Cruz, who has served as the program coordinator of Iglesia Biblica Restauracion soup kitchen in Sunnyside for six years, said sometimes she needs a little help herself. Once a month, she visits a food pantry in the Bronx, where she lives, to get some extra food items she can cook later.

“You can empathize with people, how they feel when they struggle, because you struggle yourself,” said Cruz.

The soup kitchen is run by a church, but everyone is welcome to eat, regardless of what religion they practice, or even whether or not they are homeless. Sometimes, however, Cruz has to put her foot down.

“It’s horrible but sometimes you have to send someone away because you don’t have anything to give them,” said Cruz.

She estimates that the soup kitchen, which is open once a week, has seen a 25% rise in the number of people it feeds since the recession started; 150-160 people line up outside the soup kitchen every Saturday to get a hot meal of soup and a sandwich or rice/macaroni with meat.

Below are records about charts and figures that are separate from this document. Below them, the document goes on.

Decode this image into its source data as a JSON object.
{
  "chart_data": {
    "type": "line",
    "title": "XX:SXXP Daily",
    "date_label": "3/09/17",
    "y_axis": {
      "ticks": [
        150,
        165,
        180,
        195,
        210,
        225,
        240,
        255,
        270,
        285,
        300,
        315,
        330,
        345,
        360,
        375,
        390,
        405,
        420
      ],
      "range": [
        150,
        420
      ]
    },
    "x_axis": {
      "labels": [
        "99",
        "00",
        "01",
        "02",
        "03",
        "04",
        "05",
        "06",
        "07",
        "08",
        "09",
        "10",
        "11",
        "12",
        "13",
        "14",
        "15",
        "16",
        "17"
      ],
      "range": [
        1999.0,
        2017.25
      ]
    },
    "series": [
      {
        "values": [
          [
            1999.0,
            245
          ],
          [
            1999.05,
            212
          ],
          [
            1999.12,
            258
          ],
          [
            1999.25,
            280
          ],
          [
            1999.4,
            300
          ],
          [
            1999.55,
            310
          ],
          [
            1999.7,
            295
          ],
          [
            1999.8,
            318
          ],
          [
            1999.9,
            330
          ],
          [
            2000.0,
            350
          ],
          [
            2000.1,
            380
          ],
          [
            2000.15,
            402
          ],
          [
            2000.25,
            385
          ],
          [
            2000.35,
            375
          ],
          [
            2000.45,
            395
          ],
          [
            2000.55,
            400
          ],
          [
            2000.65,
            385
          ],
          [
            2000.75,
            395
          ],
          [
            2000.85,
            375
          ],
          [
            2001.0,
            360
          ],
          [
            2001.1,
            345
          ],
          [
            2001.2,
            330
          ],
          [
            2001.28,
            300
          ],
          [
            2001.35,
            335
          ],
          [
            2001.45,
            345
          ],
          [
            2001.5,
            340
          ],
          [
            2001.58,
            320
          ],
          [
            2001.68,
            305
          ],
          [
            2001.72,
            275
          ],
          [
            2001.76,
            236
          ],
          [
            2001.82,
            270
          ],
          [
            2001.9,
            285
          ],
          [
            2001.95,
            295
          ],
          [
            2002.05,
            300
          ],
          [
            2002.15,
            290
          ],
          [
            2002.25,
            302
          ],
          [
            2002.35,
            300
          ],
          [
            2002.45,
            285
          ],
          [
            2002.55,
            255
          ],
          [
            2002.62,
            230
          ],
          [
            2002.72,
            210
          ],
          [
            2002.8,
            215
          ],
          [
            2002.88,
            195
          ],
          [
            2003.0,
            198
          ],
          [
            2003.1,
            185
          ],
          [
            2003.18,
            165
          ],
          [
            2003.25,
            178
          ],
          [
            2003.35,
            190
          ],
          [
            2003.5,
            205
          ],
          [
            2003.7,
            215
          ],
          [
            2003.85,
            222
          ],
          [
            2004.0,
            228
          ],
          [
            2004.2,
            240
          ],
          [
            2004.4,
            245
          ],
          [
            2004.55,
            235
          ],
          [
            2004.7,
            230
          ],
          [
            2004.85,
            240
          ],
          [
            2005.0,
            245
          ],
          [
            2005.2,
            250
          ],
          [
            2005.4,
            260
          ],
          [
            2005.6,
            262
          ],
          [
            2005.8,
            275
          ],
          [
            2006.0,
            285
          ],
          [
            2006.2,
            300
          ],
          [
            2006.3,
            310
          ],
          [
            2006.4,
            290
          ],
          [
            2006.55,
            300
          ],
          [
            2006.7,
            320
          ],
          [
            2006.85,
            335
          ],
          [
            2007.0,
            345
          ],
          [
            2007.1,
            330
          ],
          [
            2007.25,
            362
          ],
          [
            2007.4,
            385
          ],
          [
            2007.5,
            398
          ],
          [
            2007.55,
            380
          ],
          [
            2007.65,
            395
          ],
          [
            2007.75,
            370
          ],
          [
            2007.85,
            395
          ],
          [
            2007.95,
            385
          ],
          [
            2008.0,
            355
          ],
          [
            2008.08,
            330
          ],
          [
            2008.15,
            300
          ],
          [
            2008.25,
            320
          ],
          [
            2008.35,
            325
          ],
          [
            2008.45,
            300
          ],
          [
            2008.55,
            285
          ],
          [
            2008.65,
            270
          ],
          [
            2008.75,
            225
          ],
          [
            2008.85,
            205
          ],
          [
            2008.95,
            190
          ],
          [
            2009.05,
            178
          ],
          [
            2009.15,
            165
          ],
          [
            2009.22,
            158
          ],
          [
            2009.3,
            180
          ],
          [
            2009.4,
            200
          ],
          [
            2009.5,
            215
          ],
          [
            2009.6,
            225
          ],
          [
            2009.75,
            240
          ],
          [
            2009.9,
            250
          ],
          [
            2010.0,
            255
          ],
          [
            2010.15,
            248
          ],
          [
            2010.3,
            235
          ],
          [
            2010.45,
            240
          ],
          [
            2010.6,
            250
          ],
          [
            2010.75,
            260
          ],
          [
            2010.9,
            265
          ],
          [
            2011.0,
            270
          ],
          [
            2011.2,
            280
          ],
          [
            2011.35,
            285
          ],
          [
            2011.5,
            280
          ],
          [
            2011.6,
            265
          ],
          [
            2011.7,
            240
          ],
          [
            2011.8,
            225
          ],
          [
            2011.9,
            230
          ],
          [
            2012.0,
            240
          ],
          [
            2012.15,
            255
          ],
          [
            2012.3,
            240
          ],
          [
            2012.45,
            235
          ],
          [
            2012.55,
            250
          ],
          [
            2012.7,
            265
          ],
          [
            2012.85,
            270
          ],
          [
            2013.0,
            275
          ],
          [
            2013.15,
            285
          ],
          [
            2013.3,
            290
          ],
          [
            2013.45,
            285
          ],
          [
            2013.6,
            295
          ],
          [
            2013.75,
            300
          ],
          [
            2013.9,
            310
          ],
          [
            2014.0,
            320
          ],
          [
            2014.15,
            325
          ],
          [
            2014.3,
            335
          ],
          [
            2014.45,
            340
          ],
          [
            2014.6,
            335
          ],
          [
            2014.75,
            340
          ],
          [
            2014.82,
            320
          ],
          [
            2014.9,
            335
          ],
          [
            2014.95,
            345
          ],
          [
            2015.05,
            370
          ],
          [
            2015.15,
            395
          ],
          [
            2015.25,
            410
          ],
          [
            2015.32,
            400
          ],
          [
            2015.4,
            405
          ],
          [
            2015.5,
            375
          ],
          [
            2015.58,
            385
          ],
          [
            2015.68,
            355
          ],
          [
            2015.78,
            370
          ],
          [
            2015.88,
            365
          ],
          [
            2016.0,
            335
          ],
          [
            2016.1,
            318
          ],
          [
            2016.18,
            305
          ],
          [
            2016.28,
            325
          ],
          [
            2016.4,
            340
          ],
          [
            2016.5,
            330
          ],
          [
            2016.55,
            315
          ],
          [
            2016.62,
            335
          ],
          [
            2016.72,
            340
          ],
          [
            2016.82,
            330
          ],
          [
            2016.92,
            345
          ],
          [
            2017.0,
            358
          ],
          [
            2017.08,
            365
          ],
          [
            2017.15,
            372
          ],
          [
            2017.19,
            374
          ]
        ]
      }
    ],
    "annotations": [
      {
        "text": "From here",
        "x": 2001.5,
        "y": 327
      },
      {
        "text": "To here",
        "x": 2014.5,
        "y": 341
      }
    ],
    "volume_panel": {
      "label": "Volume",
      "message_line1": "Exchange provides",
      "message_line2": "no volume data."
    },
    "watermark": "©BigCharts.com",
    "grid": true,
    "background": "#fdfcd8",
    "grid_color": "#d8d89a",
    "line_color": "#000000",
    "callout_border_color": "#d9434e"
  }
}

Even though there is a food pantry just three blocks away, the church also informally operates one. People have traditionally donated items like cans, beans and bags of rice, but Cruz said the food donations have dwindled as these generous people have fallen on hard times themselves.

For the past six years, Food Bank For New York City, a non-profit organization, has helped provide the soup kitchen with necessary resources. Target also recently donated $5,000, an amount that will help provide an estimated 25,000 meals.

Cruz hopes all the extra support will allow Iglesia Biblica to keep helping the community through a really tough time.

“Seeing their smiles and when they ask for something, being able to give it to them, it’s a good feeling,” said Cruz.